Melissa was wise beyond her years. During the never-ending miles of marching, she watched as others ate until they were satisfied without thinking or planning ahead. She, on the other hand, prudently planned to meet she and her husband’s needs. The young wife cooked their food cautiously so she never wasted. While many men suffered from starvation, Melissa and Will were never in danger, though they were never full. Her wisdom carried her through the bone dry conditions they were called to endure. “Thirst only gets worse when you think of it. When I was thirsty, I tried not to think of it.” It was at such a time that she learned to carry a pebble in her mouth. This caused the saliva to flow more freely and lessened her unquenchable thirst. (ibid, [pg#42]).
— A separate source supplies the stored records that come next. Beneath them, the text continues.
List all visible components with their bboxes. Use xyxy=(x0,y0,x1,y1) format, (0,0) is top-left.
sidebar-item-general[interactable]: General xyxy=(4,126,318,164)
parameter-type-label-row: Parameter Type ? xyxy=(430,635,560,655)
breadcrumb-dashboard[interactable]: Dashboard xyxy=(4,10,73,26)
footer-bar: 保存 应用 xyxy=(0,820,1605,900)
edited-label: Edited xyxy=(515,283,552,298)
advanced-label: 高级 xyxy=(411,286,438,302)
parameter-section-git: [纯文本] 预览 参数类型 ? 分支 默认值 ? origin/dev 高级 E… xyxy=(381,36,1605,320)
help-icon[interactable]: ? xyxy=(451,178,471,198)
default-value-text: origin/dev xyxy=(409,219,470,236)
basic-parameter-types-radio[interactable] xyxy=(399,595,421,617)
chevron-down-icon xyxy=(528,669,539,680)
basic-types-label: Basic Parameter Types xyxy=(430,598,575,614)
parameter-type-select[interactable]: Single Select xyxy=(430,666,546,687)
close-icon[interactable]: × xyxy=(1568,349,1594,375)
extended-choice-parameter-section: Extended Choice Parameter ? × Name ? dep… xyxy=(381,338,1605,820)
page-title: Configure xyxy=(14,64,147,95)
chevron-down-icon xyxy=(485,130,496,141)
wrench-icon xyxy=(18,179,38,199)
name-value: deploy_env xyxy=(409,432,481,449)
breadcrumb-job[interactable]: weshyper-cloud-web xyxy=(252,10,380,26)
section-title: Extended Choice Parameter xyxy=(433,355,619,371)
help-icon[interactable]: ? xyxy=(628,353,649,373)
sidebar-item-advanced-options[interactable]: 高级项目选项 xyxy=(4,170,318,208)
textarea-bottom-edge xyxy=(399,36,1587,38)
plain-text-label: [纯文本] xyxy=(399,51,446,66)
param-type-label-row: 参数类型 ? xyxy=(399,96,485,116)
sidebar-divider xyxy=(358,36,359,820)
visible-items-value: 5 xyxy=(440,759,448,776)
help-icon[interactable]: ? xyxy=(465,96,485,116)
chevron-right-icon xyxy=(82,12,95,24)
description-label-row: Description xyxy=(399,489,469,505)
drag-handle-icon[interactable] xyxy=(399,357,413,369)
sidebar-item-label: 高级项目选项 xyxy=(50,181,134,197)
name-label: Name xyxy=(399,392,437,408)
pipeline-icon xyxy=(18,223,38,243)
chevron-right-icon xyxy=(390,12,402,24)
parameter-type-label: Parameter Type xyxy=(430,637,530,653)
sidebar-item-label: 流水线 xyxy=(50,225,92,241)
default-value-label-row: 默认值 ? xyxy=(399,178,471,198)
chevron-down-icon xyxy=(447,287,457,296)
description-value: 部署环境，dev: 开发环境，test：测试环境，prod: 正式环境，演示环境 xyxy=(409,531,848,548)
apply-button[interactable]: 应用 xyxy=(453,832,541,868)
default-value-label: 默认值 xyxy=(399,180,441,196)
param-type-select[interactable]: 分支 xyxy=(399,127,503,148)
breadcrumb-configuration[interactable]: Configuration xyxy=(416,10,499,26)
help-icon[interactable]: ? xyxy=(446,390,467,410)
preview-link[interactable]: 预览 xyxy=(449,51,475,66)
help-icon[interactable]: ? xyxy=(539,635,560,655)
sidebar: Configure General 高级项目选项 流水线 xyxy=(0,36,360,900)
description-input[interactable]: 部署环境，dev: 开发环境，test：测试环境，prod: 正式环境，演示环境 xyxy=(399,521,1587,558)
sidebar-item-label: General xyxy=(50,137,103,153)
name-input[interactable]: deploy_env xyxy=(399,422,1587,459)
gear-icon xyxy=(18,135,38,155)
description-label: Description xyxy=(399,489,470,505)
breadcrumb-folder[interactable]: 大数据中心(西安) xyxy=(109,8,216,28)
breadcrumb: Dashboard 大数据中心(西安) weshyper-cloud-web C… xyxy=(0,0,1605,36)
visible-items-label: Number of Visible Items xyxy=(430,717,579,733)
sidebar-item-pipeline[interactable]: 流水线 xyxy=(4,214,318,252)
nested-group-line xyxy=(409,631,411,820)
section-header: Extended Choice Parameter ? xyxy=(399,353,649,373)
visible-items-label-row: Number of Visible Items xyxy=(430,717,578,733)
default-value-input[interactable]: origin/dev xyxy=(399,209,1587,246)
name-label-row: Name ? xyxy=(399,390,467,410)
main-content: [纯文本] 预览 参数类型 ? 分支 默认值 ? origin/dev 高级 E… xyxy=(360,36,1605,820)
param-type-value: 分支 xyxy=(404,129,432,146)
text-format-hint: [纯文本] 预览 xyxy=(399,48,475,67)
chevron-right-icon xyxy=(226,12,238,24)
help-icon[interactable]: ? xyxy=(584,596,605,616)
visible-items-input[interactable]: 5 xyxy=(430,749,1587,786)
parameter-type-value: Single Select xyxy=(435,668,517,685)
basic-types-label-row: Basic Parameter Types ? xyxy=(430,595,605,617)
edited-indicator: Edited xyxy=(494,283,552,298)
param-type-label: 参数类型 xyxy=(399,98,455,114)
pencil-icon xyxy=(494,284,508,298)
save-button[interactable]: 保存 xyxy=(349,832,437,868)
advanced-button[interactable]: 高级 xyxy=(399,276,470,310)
Toward the end of the trail, Melissa became pregnant. Nausea became another obstacle to overcome. She was anxious about her baby and wished for the day she and William could settle down to make a home for their new family. When the couple was discharged from their military service, they headed north. She delivered a baby boy named William Coray Jr. at Monterey. He lived a short while before being buried in a cemetery there.
By the time they reached Sutter’s Fort, Mormon Battalion veterans had discovered gold. William and Melissa stayed just long enough to gather two bags of gold, one of which was to be sent to some of their family back east. It would be enough to equip the family for the trip to Salt Lake.

The Corays did not linger in the gold fields long, they were anxious to reunite with the saints. The couple joined the Browett-Holmes Company with 45 men, two cannons, 17 wagons, 150 mules and horses, and about the same number of cattle. The lone woman was Melissa. The Truckee Route required 27 crossings over the mountains, so rather than ford the river with all the livestock and wagons they blazed a new trail, appropriately dubbed the Mormon Emigrant Trail.